While maintaining her overwhelming teaching workload, Conrey began volunteering her time as a
TFA alumni mentor. As a content support specialist, every other week she helped ten different
teachers create tests and design new lesson plans. Then, in her limited spare time, she founded a
mentoring program. With two friends, she created a Philadelphia chapter of Minds Matter, a national
nonprofit organization that helps high-achieving, low-income students prepare for college. Conrey
spent her nights and weekends filing for nonprofit status, finding a pro-bono law firm and accountant,
and applying for national approval. Finally, after a year, she was able to start recruiting students and
mentors, and she created the plans for weekly sessions. From then on, Conrey added five hours a
week mentoring high school students.
All told, Conrey was spending more than ten extra hours per week giving. This meant even less
room in her schedule for relaxation or restorative downtime, and even more responsibility to others.

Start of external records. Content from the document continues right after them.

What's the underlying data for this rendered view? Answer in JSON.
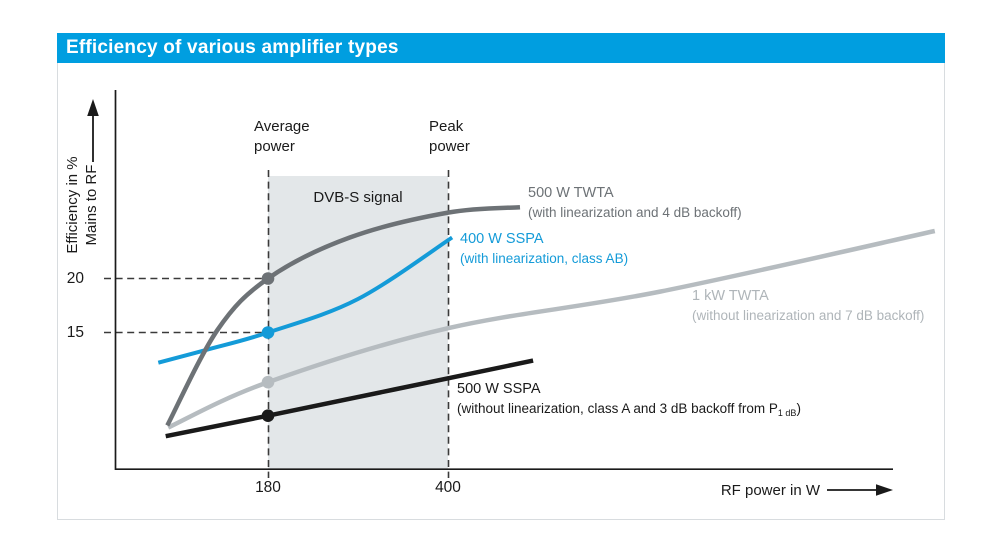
{
  "header": {
    "title": "Efficiency of various amplifier types",
    "background_color": "#009EE0",
    "text_color": "#FFFFFF"
  },
  "y_axis": {
    "title_line1": "Efficiency in %",
    "title_line2": "Mains to RF",
    "ticks": [
      "20",
      "15"
    ]
  },
  "x_axis": {
    "title": "RF power in W",
    "ticks": [
      "180",
      "400"
    ]
  },
  "annotations": {
    "average_power_line1": "Average",
    "average_power_line2": "power",
    "peak_power_line1": "Peak",
    "peak_power_line2": "power",
    "shaded_region_label": "DVB-S signal"
  },
  "chart_data": {
    "type": "line",
    "title": "Efficiency of various amplifier types",
    "xlabel": "RF power in W",
    "ylabel": "Efficiency in %, Mains to RF",
    "x_ticks_w": [
      180,
      400
    ],
    "y_ticks_percent": [
      20,
      15
    ],
    "x_range_w": [
      0,
      1070
    ],
    "y_range_percent": [
      2.4,
      37
    ],
    "grid": false,
    "legend_position": "inline labels next to curves",
    "shaded_band_w": [
      180,
      400
    ],
    "shaded_band_color": "#E3E7E9",
    "guide_lines_percent": [
      20,
      15
    ],
    "series": [
      {
        "name": "1 kW TWTA",
        "detail": "(without linearization and 7 dB backoff)",
        "color": "#B6BCC0",
        "points_w_percent": [
          [
            58,
            6.2
          ],
          [
            180,
            10.4
          ],
          [
            400,
            15.4
          ],
          [
            660,
            18.8
          ],
          [
            995,
            24.4
          ]
        ],
        "marker_w_percent": [
          180,
          10.4
        ]
      },
      {
        "name": "400 W SSPA",
        "detail": "(with linearization, class AB)",
        "color": "#149BD8",
        "points_w_percent": [
          [
            46,
            12.2
          ],
          [
            105,
            13.4
          ],
          [
            180,
            15
          ],
          [
            290,
            18.1
          ],
          [
            405,
            23.8
          ]
        ],
        "marker_w_percent": [
          180,
          15
        ]
      },
      {
        "name": "500 W TWTA",
        "detail": "(with linearization and 4 dB backoff)",
        "color": "#6D7276",
        "points_w_percent": [
          [
            57,
            6.4
          ],
          [
            118,
            15.2
          ],
          [
            180,
            20
          ],
          [
            280,
            23.8
          ],
          [
            400,
            26.1
          ],
          [
            488,
            26.6
          ]
        ],
        "marker_w_percent": [
          180,
          20
        ]
      },
      {
        "name": "500 W SSPA",
        "detail_prefix": "(without linearization, class A and 3 dB backoff from P",
        "detail_sub": "1 dB",
        "detail_suffix": ")",
        "color": "#1A1A1A",
        "points_w_percent": [
          [
            55,
            5.4
          ],
          [
            180,
            7.3
          ],
          [
            504,
            12.4
          ]
        ],
        "marker_w_percent": [
          180,
          7.3
        ]
      }
    ]
  }
}
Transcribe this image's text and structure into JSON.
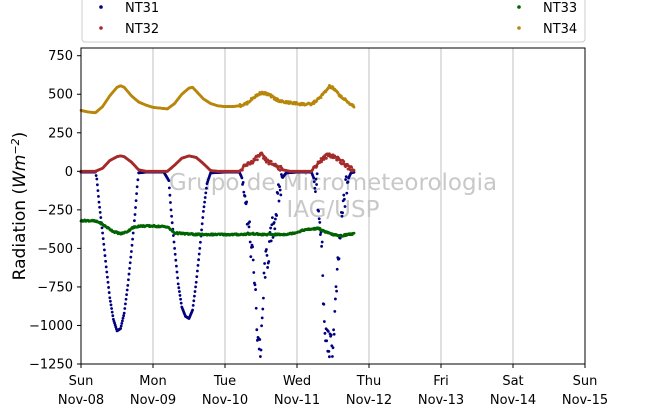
{
  "chart_data": {
    "type": "scatter",
    "ylabel_main": "Radiation (",
    "ylabel_unit_base": "Wm",
    "ylabel_unit_exp": "−2",
    "ylabel_close": ")",
    "ylim": [
      -1250,
      800
    ],
    "xlim_days": [
      0,
      7
    ],
    "y_ticks": [
      750,
      500,
      250,
      0,
      -250,
      -500,
      -750,
      -1000,
      -1250
    ],
    "y_tick_labels": [
      "750",
      "500",
      "250",
      "0",
      "−250",
      "−500",
      "−750",
      "−1000",
      "−1250"
    ],
    "x_ticks": [
      {
        "day": "Sun",
        "date": "Nov-08"
      },
      {
        "day": "Mon",
        "date": "Nov-09"
      },
      {
        "day": "Tue",
        "date": "Nov-10"
      },
      {
        "day": "Wed",
        "date": "Nov-11"
      },
      {
        "day": "Thu",
        "date": "Nov-12"
      },
      {
        "day": "Fri",
        "date": "Nov-13"
      },
      {
        "day": "Sat",
        "date": "Nov-14"
      },
      {
        "day": "Sun",
        "date": "Nov-15"
      }
    ],
    "grid": "vertical",
    "legend_position": "top",
    "watermark": [
      "Grupo de Micrometeorologia",
      "IAG/USP"
    ],
    "series": [
      {
        "name": "NT31",
        "color": "#000080",
        "points": [
          [
            0.0,
            -5
          ],
          [
            0.1,
            -5
          ],
          [
            0.2,
            -5
          ],
          [
            0.22,
            -50
          ],
          [
            0.25,
            -200
          ],
          [
            0.3,
            -400
          ],
          [
            0.35,
            -620
          ],
          [
            0.4,
            -820
          ],
          [
            0.45,
            -960
          ],
          [
            0.5,
            -1035
          ],
          [
            0.55,
            -1020
          ],
          [
            0.6,
            -920
          ],
          [
            0.65,
            -740
          ],
          [
            0.7,
            -520
          ],
          [
            0.75,
            -280
          ],
          [
            0.78,
            -100
          ],
          [
            0.8,
            -10
          ],
          [
            0.9,
            -5
          ],
          [
            1.0,
            -5
          ],
          [
            1.15,
            -5
          ],
          [
            1.22,
            -60
          ],
          [
            1.25,
            -250
          ],
          [
            1.3,
            -500
          ],
          [
            1.35,
            -730
          ],
          [
            1.4,
            -880
          ],
          [
            1.45,
            -940
          ],
          [
            1.5,
            -955
          ],
          [
            1.55,
            -900
          ],
          [
            1.6,
            -720
          ],
          [
            1.65,
            -500
          ],
          [
            1.7,
            -260
          ],
          [
            1.75,
            -80
          ],
          [
            1.8,
            -10
          ],
          [
            2.0,
            -5
          ],
          [
            2.2,
            -5
          ],
          [
            2.27,
            -80
          ],
          [
            2.3,
            -250
          ],
          [
            2.35,
            -450
          ],
          [
            2.4,
            -620
          ],
          [
            2.45,
            -1050
          ],
          [
            2.5,
            -1170
          ],
          [
            2.55,
            -630
          ],
          [
            2.6,
            -540
          ],
          [
            2.65,
            -400
          ],
          [
            2.7,
            -280
          ],
          [
            2.75,
            -150
          ],
          [
            2.8,
            -40
          ],
          [
            2.85,
            -10
          ],
          [
            3.0,
            -5
          ],
          [
            3.2,
            -5
          ],
          [
            3.28,
            -100
          ],
          [
            3.3,
            -300
          ],
          [
            3.35,
            -500
          ],
          [
            3.38,
            -1060
          ],
          [
            3.42,
            -1080
          ],
          [
            3.45,
            -1140
          ],
          [
            3.5,
            -1120
          ],
          [
            3.55,
            -750
          ],
          [
            3.6,
            -430
          ],
          [
            3.65,
            -200
          ],
          [
            3.7,
            -60
          ],
          [
            3.75,
            -10
          ],
          [
            3.8,
            -5
          ]
        ]
      },
      {
        "name": "NT32",
        "color": "#a52a2a",
        "points": [
          [
            0.0,
            0
          ],
          [
            0.2,
            0
          ],
          [
            0.3,
            20
          ],
          [
            0.4,
            70
          ],
          [
            0.5,
            95
          ],
          [
            0.55,
            100
          ],
          [
            0.6,
            95
          ],
          [
            0.7,
            60
          ],
          [
            0.8,
            10
          ],
          [
            0.9,
            0
          ],
          [
            1.0,
            0
          ],
          [
            1.2,
            0
          ],
          [
            1.3,
            40
          ],
          [
            1.4,
            85
          ],
          [
            1.5,
            100
          ],
          [
            1.6,
            90
          ],
          [
            1.7,
            50
          ],
          [
            1.8,
            5
          ],
          [
            1.9,
            0
          ],
          [
            2.0,
            0
          ],
          [
            2.2,
            0
          ],
          [
            2.3,
            40
          ],
          [
            2.4,
            70
          ],
          [
            2.5,
            110
          ],
          [
            2.55,
            80
          ],
          [
            2.6,
            60
          ],
          [
            2.7,
            40
          ],
          [
            2.8,
            10
          ],
          [
            2.9,
            0
          ],
          [
            3.0,
            0
          ],
          [
            3.2,
            0
          ],
          [
            3.3,
            60
          ],
          [
            3.4,
            95
          ],
          [
            3.45,
            110
          ],
          [
            3.5,
            100
          ],
          [
            3.6,
            70
          ],
          [
            3.7,
            30
          ],
          [
            3.8,
            5
          ]
        ]
      },
      {
        "name": "NT33",
        "color": "#006400",
        "points": [
          [
            0.0,
            -320
          ],
          [
            0.15,
            -320
          ],
          [
            0.25,
            -330
          ],
          [
            0.35,
            -360
          ],
          [
            0.45,
            -390
          ],
          [
            0.55,
            -405
          ],
          [
            0.65,
            -390
          ],
          [
            0.7,
            -370
          ],
          [
            0.8,
            -355
          ],
          [
            0.9,
            -355
          ],
          [
            1.0,
            -355
          ],
          [
            1.2,
            -360
          ],
          [
            1.25,
            -380
          ],
          [
            1.3,
            -400
          ],
          [
            1.45,
            -405
          ],
          [
            1.6,
            -410
          ],
          [
            1.8,
            -410
          ],
          [
            2.0,
            -410
          ],
          [
            2.2,
            -410
          ],
          [
            2.4,
            -405
          ],
          [
            2.5,
            -410
          ],
          [
            2.6,
            -410
          ],
          [
            2.8,
            -410
          ],
          [
            2.9,
            -405
          ],
          [
            3.0,
            -395
          ],
          [
            3.1,
            -380
          ],
          [
            3.2,
            -375
          ],
          [
            3.3,
            -370
          ],
          [
            3.4,
            -395
          ],
          [
            3.5,
            -410
          ],
          [
            3.6,
            -420
          ],
          [
            3.7,
            -410
          ],
          [
            3.8,
            -405
          ]
        ]
      },
      {
        "name": "NT34",
        "color": "#b8860b",
        "points": [
          [
            0.0,
            395
          ],
          [
            0.1,
            385
          ],
          [
            0.2,
            380
          ],
          [
            0.3,
            420
          ],
          [
            0.4,
            490
          ],
          [
            0.5,
            545
          ],
          [
            0.55,
            555
          ],
          [
            0.6,
            545
          ],
          [
            0.7,
            490
          ],
          [
            0.8,
            450
          ],
          [
            0.9,
            430
          ],
          [
            1.0,
            415
          ],
          [
            1.1,
            410
          ],
          [
            1.2,
            405
          ],
          [
            1.3,
            440
          ],
          [
            1.4,
            500
          ],
          [
            1.5,
            540
          ],
          [
            1.55,
            545
          ],
          [
            1.6,
            520
          ],
          [
            1.7,
            470
          ],
          [
            1.8,
            440
          ],
          [
            1.9,
            425
          ],
          [
            2.0,
            420
          ],
          [
            2.1,
            420
          ],
          [
            2.2,
            425
          ],
          [
            2.3,
            440
          ],
          [
            2.4,
            480
          ],
          [
            2.5,
            510
          ],
          [
            2.6,
            500
          ],
          [
            2.7,
            470
          ],
          [
            2.8,
            450
          ],
          [
            2.9,
            445
          ],
          [
            3.0,
            440
          ],
          [
            3.1,
            435
          ],
          [
            3.2,
            435
          ],
          [
            3.3,
            470
          ],
          [
            3.4,
            520
          ],
          [
            3.45,
            550
          ],
          [
            3.5,
            540
          ],
          [
            3.6,
            490
          ],
          [
            3.7,
            450
          ],
          [
            3.8,
            420
          ]
        ]
      }
    ]
  }
}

And yet, when she started giving more, Conrey’s burnout faded, and her energy returned. Suddenly, in
fact, she seemed to be a renewed bundle of energy at Overbrook, finding the strength to serve as the
coordinator for gifted students and create a Spanish 3 program from scratch. Unlike many of her
peers, she didn’t quit. Of the five teachers who joined Overbrook from TFA with her, Conrey was the
only one still teaching there after four years. Of the dozen teachers who arrived in the same three-year
window as her, Conrey was one of just two left. She became one of the rare TFA teachers who
continued teaching for at least four years, and she was nominated for a national teaching award. How
is it possible that giving more revitalized her, instead of draining her?